Italia

Ora basta con la riduzione delle superfici vitate

Lo scenario è critico. Per Fedagri “occorre un decisivo cambio di rotta delle politiche comunitarie”. La Ue ribatte “in passato, gran parte della produzione veniva destinata alla distillazione di crisi”

29 ottobre 2011 | T N

Ora basta. Dal 2000 al 2010 sono andate perse, in Italia, il 15,6% delle superfici vitate che sono passate da 772.513 ettari a 651.863 ettari.
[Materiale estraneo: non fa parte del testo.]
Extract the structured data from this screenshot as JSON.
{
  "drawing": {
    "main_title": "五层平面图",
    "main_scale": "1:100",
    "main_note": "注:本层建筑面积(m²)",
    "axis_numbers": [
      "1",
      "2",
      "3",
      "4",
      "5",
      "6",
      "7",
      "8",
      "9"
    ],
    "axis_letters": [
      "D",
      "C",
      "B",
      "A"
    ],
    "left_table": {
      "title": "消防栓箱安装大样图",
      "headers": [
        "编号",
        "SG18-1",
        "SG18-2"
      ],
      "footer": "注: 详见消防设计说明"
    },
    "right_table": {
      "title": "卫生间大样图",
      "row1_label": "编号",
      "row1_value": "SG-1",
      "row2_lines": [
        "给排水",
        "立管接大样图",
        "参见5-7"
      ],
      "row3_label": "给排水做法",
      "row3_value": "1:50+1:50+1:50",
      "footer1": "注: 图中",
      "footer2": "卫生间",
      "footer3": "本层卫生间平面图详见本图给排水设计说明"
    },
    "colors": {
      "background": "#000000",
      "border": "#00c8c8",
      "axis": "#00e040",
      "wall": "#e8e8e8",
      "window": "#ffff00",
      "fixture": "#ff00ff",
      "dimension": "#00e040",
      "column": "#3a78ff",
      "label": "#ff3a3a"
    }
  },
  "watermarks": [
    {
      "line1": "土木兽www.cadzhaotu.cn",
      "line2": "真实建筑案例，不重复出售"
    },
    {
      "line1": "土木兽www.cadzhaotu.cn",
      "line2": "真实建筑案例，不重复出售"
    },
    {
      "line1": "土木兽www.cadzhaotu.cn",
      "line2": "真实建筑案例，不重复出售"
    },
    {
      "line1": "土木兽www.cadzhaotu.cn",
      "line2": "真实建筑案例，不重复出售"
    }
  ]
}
Più contenuto il calo in Francia, che nello stesso periodo ha fatto registrare una contrazione del 9,6% e in Spagna (-9,4%).

Contrazione delle superfici a vigneto, riduzione strutturale delle produzioni,  giacenze ovunque in calo, una campagna vitivinicola 2011/2012 che, attestandosi sotto la soglia dei 41 milioni di ettolitri è stata la più scarsa degli ultimi 50 anni. “Un quadro già di per sé critico – spiega Adriano Orsi, Presidente del Settore Vitivinicolo di Fedagri Confcooperative – aggravato anche da una normativa comunitaria che ha dato un forte impulso al contenimento delle produzioni, attraverso il ricorso alle estirpazioni con premio e alle misure della vendemmia verde”.

“A oltre due anni di distanza dalla riforma europea del settore vinicolo,- ha spiegato Silvia Nicoli della DG Agricoltura della Commissione Europea - il vigneto Europa ha compiuto un’operazione di risistemazione per orientare la produzione al mercato. Non bisogna dimenticare che, in passato, gran parte della produzione veniva destinata alla distillazione di crisi. Se, da un lato, le misure di estirpazione hanno ridotto la superficie vitata europea di 164.000 ettari, pari ad un calo del 10,8% sul totale Ue (di cui -13.000 in Spagna, -10.000 in Italia e – 12.000 in Francia, in tre anni), dall’altro occorre tenere presente le ristrutturazioni che hanno portato alla rivisitazione di 29.000 ettari in Italia, 95.000 in Spagna e 23.000 in Francia. Ora il vigneto Europa è meglio strutturato ed è il momento di ragionare sulla gestione complessiva del suo potenziale. “

“Occorre un decisivo cambio di rotta delle politiche comunitarie – ha dichiarato Orsi nel corso della sua relazione introduttiva – che finora hanno premiato la non-produzione, con misure che mirano a distruggere prodotti di qualità e all’abbandono definitivo dei vigneti. E a ciò vanno ad aggiungersi anche i quasi 13 mila ettari ‘messi a riposo’ nella sola Sicilia per via del ricorso alla vendemmia verde. Il calo produttivo desta preoccupazioni perché comporta anche l’aumento dei prezzi della materia prima, i quali sono difficilmente scaricabili sul prodotto lavorato in bottiglia”.